Philosophers disagree as to how we should best explain illusions and hallucinations, and some theories of perception may accommodate one phenomenon better than they do the other. See Macpherson (2013) for a detailed overview of various philosophical approaches to hallucinatory perceptual experiences. Afterimages figure in debates as to whether we are directly aware of physical objects or, rather, internal (mental, private) objects called sense-data.
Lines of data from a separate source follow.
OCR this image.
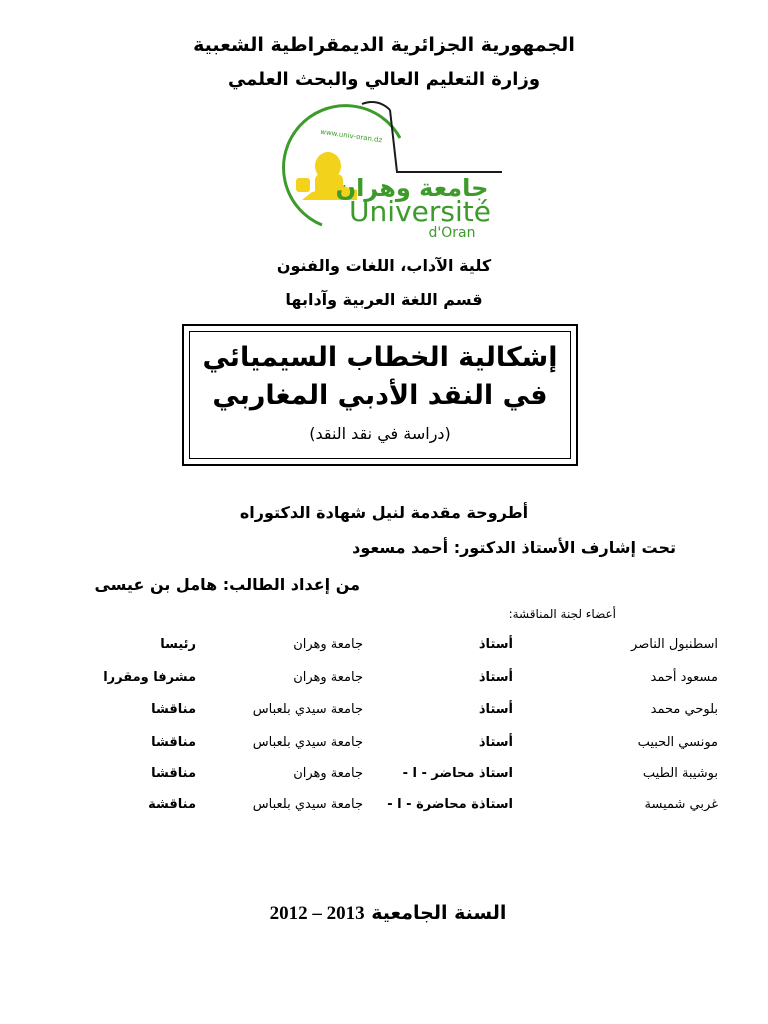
الجمهورية الجزائرية الديمقراطية الشعبية
وزارة التعليم العالي والبحث العلمي
www.univ-oran.dz
جامعة وهران
Université
d'Oran
كلية الآداب، اللغات والفنون
قسم اللغة العربية وآدابها
إشكالية الخطاب السيميائي
في النقد الأدبي المغاربي
(دراسة في نقد النقد)
أطروحة مقدمة لنيل شهادة الدكتوراه
تحت إشارف الأستاذ الدكتور: أحمد مسعود
من إعداد الطالب: هامل بن عيسى
أعضاء لجنة المناقشة:
اسطنبول الناصر
أستاذ
جامعة وهران
رئيسا
مسعود أحمد
أستاذ
جامعة وهران
مشرفا ومقررا
بلوحي محمد
أستاذ
جامعة سيدي بلعباس
مناقشا
مونسي الحبيب
أستاذ
جامعة سيدي بلعباس
مناقشا
بوشيبة الطيب
استاذ محاضر - ا -
جامعة وهران
مناقشا
غربي شميسة
استاذة محاضرة - ا -
جامعة سيدي بلعباس
مناقشة
2012 – 2013 السنة الجامعية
Those who think that afterimges are hallucinations and who hold that, when we have a visual experience as of an object, we must be aware of an object, typically hold that the experience of an afterimage involves the experience of a mental object (a sense-datum), as there is no such physical object to be seen (see Robinson 1994; also see Crane and French 2015 for discussion).

Many philosophers, particularly physicalists, reject this conclusion and argue that experiences of afterimages can be given other explanations. Jack Smart’s famous paper in which he argues for physicalism contains a discussion of the experience of an afterimage (Smart 1959). Smart claims that when we experience an afterimage we only seem to be aware of an object, but we are not. He says we can explain away those appearances as follows:

'When a person says ‘I see a yellowish-orange after-image’ he is saying something like this: "There is something going on which is like what is going on when I have my eyes open, am awake, and there is an orange illuminated in good light in front of me"' (p. 150)

Many philosophers, however, have claimed that this analysis is an insufficient account of what is going on in the experience of afterimages. See, for example, David Chalmers (1996, p. 360).